アステイオン

韓国

中華街は華やかな観光名所か、中国人の集住地区か――韓国の中の「中華」を探る

2023年07月19日(水)10時55分
森 万佑子(東京女子大学准教授)
チャイナタウン標識

韓国・仁川市内の標識 qwerty_photo-shutterstock


<韓国の仁川中華街の歴史を紐解くと、朝鮮王朝が誇った「小中華」思想から、今の韓国・北朝鮮の対中認識まで、ダイナミックな変化が見えてくる。『アステイオン』98号の「朝鮮半島にとっての中華」を一部抜粋>


中華街(チャイナタウン)。

中華とは、本来の意味は、宇宙につながる唯一無二の概念であり、中国皇帝を中心とした壮大な世界観である。それを日本では、横浜中華街などの日本三大中華街をはじめ、中国の良い(日本人ウケする)ところを一区域に閉じ込め、「華やかな」観光名所にしている。

他方、アメリカや東南アジアの中華街は、政治・経済・文化的にも少なからず影響力を持つ、たくましい華僑の集住地区といえる。

では、中国と長く深い関係を築いてきた韓国の中華街はどうだろう。

韓国の中華街

韓国で中華街というと、2つのイメージがあるだろう。1つは仁川(インチョン)中華街、もう一つは大林洞(デリムドン)一帯の朝鮮族集住地区である。両者に共通する点は、長く韓国社会で韓国人と区別された閉鎖的空間であった(ある)ということである。

特に、後者の大林洞一帯は、ここを舞台に、朝鮮族を暴力的でネガティブに描く映画が作られるなど、韓国社会の朝鮮族に対する偏見や差別意識を表象する場でもある。

この地域は、2000年まではほぼ韓国人の居住地だったが、中国人居住地区の再開発によって、多くが職場(とりわけ韓国人が忌避する3K労働の職場)と居住地を失い、特に朝鮮族が、交通の要地でありながら建物の老朽化のために地価が低廉なこの地区に集まりはじめた。

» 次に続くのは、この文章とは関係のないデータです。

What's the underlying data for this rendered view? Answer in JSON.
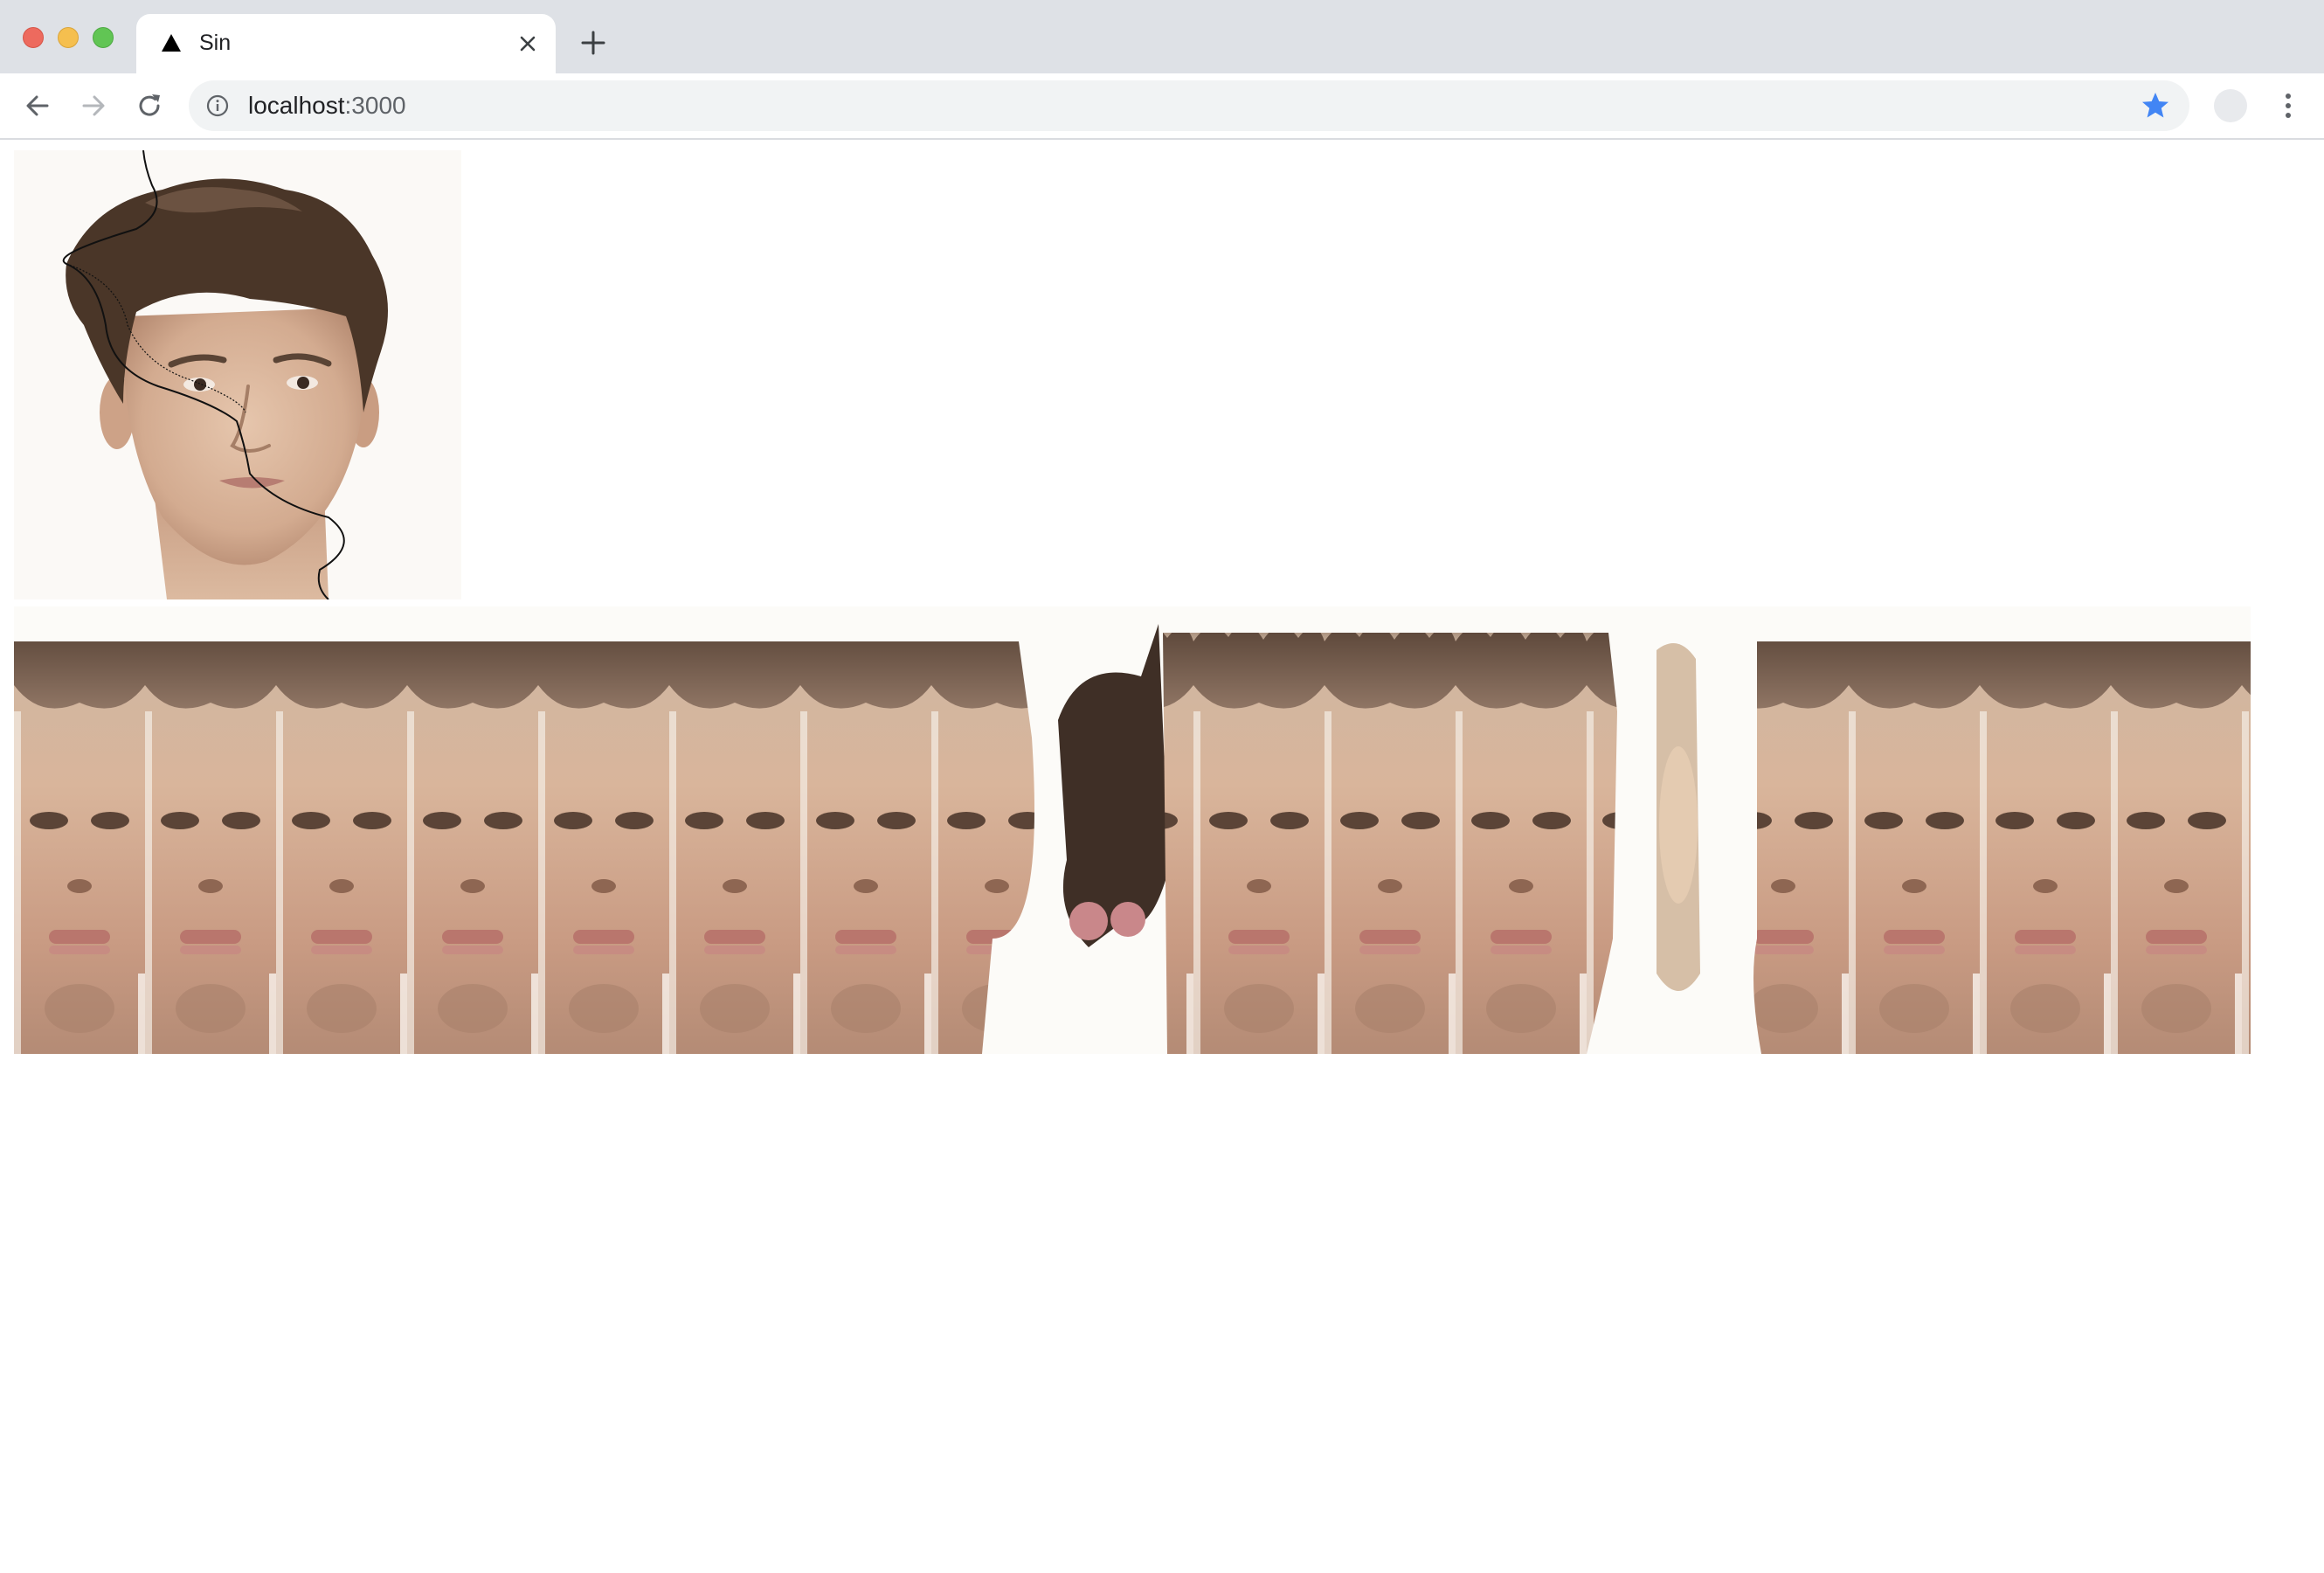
{
  "browser": {
    "tab": {
      "title": "Sin",
      "favicon": "triangle-icon"
    },
    "address_bar": {
      "host": "localhost",
      "port": ":3000"
    },
    "icons": {
      "back": "arrow-left-icon",
      "forward": "arrow-right-icon",
      "reload": "reload-icon",
      "info": "info-icon",
      "bookmark": "star-icon",
      "menu": "kebab-menu-icon",
      "new_tab": "plus-icon",
      "close_tab": "close-icon"
    },
    "colors": {
      "chrome_bg": "#dee1e6",
      "star": "#4285f4",
      "close_dot": "#ed6a5e",
      "minimize_dot": "#f5bf4f",
      "zoom_dot": "#61c554"
    }
  },
  "page": {
    "source_image": "portrait of a man with a sine curve overlay",
    "result_image": "sine-warped repeating face strip"
  }
}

その後、それまで韓国人が営んでいた商店やサービス施設を、朝鮮族が代替するようになり、今日では、中国語の看板が並び、中国語がとびかう雑多な風景となった。上のような映画の舞台になるほど、韓国人にとって忌避する場である(春木育美・吉田美智子『移民大国化する韓国』)。

大林洞中華街と比べると、仁川中華街は別世界に見えるかもしれない。今日、仁川中華街を訪れると、立派な牌楼(はいろう/門)が出迎え、まるで横浜中華街のような華やかな街に見える。

それもそのはず、2000年代、仁川広域市の職員がこの地を観光地にしようと横浜中華街を視察し、仁川中華街のシンボルとなる牌楼も、姉妹都市・山東省威海市(韓国華僑の9割以上が山東省出身)から、2002年に寄贈されて建設された経緯がある。